Para completar, descobriu que, em muitos dos anos trabalhados, não foram depositados o Fundo de Garantia por Tempo de Serviço (FGTS) e as obrigações com o Instituto Nacional do Seguro Social (INSS). Em 2022, entrou na Justiça. O acordo proposto, mesmo não sendo satisfatório, em sua opinião, permitiu que ela mudasse sua rotina.
Hoje, aos 43 anos, ela continua atendendo os clientes antigos que conseguiu fidelizar na clínica, recebendo exclusivamente o que produz — e que ainda assim equivale a apenas 36% do valor que é cobrado do cliente. “Ele [o patrão] também foi muito beneficiado com a mudança no esquema”, acredita, lembrando que grande parte do que ela ganha gasta em passagem e alimentação.
Mesmo ainda distante das condições “ideais” de trabalho, Aline se sente aliviada. “Hoje posso correr atrás”, justifica. Além dos dias que vai à antiga clínica, ela pode atender seus clientes em domicílio e se dedicar aos estudos.
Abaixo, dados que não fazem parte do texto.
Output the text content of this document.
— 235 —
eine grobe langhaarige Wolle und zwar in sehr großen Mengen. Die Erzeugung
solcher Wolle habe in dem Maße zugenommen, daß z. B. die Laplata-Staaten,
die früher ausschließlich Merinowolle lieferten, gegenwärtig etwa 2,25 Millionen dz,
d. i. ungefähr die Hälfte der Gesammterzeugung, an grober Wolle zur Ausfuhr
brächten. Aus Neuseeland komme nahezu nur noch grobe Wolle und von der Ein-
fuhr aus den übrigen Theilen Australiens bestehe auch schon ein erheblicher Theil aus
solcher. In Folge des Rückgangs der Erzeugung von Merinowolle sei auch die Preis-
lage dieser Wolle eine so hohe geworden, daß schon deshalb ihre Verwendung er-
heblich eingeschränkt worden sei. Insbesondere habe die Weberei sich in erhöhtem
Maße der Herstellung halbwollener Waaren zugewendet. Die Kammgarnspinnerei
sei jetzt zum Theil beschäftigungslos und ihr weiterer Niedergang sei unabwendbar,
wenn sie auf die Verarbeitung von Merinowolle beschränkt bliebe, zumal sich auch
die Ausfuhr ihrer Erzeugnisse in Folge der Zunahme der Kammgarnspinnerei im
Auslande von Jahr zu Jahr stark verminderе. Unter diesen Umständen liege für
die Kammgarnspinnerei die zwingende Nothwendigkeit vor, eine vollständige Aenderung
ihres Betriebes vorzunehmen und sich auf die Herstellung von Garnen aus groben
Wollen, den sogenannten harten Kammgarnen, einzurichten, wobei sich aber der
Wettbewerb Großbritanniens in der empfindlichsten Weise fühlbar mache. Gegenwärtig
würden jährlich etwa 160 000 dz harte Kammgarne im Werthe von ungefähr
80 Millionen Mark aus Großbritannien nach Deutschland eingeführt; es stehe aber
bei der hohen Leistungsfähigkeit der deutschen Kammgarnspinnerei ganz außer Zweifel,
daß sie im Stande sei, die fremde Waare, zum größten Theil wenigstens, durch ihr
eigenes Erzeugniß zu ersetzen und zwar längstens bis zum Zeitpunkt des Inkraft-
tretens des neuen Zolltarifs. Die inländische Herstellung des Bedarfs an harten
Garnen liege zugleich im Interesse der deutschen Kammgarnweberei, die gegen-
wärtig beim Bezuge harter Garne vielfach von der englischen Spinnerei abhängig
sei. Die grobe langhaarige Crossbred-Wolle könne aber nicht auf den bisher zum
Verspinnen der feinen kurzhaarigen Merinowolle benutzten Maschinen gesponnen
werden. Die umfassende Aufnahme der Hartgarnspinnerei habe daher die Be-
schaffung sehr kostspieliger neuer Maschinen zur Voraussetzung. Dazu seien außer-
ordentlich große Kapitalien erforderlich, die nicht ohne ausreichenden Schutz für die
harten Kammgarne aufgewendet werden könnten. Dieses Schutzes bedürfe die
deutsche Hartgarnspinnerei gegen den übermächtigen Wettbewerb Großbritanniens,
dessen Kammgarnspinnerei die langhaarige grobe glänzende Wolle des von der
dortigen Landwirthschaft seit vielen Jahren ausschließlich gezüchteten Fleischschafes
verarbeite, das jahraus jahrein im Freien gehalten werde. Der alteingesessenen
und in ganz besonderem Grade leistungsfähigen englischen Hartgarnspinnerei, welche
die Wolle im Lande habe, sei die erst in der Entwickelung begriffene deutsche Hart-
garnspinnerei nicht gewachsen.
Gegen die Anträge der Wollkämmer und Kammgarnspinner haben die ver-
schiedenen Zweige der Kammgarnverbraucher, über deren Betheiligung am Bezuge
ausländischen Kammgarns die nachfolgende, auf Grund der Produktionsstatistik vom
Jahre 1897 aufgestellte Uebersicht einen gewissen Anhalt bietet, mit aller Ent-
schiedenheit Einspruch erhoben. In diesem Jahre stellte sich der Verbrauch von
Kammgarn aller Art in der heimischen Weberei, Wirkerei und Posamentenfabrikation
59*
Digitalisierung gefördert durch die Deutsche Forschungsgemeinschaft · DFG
Depois da mudança, conseguiu concluir a graduação em Podologia na Universidade de Londrina (Unifil) e já colabora com um projeto que visa levar a saúde dos pés às unidades do SUS, em parceria com o Instituto Brasileiro de Podologia (Ibrap). “Com mais tempo para mim, tive a possibilidade de estudar e me desenvolver”, argumenta.
As mudanças também se refletem em sua vida pessoal. Hoje, trabalhando quatro dias na semana, consegue ter tempo para marcar eventuais médicos e dentistas, fazer atividades físicas, resolver coisas de casa, conviver com o marido e a filha e descansar. “A qualidade de vida não se compara. Os dias em casa são essenciais para eu cuidar da minha saúde e ter algum lazer”, relata.